Toutefois, la division d’annulation n’estime pas non plus l’une ni l’autre de ces mesures nécessaires pour rendre une décision en l’espèce.
En ce qui concerne la demande de preuve de l’usage des marques antérieures formulée par la titulaire de la marque de l’Union européenne, cette demande est irrecevable en vertu de l’article 10, paragraphe 1, du RDMUE, étant donné qu’elle n’a pas été présentée au moyen d’un document distinct comme l’exige l’article 10, paragraphe 1, du RDMUE. En outre, à la lumière des conclusions de la section suivante concernant la «justification», la division d’annulation considère qu’il est dénué de pertinence.
JUSTIFICATION
Dans le cas d’une demande en nullité fondée sur des causes de nullité relative conformément à l’article 60, paragraphe 1, du RMUE, le demandeur doit apporter la preuve de l’existence, de la validité et de l’étendue de la protection des droits antérieurs invoqués ainsi que des éléments de preuve de son habilitation à déposer la demande d’annulation [article 16, paragraphe 1, point b), du RDMUE, lu en combinaison avec l’article 7, paragraphe 2, du RDMUE].

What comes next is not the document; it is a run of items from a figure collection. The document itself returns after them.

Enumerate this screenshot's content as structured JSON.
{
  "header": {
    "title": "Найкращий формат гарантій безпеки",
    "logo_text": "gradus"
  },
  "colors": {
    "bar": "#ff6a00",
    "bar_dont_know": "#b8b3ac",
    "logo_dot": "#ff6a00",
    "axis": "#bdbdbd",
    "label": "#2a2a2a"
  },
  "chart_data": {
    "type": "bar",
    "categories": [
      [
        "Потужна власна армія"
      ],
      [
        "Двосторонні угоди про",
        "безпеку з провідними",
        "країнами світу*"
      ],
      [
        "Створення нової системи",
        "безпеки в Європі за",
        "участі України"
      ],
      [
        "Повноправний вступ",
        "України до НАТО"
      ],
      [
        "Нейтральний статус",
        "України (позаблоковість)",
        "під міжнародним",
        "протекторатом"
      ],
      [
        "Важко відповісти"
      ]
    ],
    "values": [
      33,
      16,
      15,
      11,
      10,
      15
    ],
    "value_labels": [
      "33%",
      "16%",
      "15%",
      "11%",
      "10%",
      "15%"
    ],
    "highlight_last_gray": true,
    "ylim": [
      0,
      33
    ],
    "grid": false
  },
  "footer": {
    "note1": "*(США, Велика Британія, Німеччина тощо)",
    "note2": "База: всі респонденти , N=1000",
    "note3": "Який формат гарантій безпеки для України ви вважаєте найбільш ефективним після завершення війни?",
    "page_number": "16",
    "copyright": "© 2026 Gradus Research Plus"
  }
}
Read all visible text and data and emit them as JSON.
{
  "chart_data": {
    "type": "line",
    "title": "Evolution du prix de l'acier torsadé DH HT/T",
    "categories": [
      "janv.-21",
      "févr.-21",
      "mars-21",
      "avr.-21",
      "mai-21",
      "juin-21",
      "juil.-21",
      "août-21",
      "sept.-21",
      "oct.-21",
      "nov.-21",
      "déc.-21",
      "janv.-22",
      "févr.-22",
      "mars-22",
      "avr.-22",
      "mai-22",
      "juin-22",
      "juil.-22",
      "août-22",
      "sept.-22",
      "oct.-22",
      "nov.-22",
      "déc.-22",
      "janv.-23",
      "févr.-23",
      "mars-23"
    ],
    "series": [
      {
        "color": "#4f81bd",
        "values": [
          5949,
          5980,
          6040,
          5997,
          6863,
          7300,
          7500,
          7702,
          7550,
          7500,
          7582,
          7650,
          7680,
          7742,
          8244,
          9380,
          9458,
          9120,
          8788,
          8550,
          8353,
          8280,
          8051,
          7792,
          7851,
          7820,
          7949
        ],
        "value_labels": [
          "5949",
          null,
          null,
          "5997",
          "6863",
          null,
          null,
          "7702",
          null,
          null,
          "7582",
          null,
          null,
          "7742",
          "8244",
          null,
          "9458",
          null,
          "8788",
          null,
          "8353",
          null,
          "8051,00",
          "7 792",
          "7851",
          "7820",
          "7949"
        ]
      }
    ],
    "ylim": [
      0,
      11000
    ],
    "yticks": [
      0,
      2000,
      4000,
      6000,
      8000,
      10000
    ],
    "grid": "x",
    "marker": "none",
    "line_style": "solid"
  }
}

En vertu de l’article 63, paragraphe 1, point b), du RMUE, les demandes en nullité fondées sur des causes de nullité relative, en vertu de l’article 60, paragraphe 1, du RMUE, lu conjointement avec l’article 8, paragraphe 1, du RMUE, ne peuvent être déposées que par les personnes visées à l’article 46, paragraphe 1, point a), du RMUE, à savoir par les titulaires de marques antérieures visées à l’article 8, paragraphe 2, ainsi que par les licenciés habilités par les titulaires de ces marques.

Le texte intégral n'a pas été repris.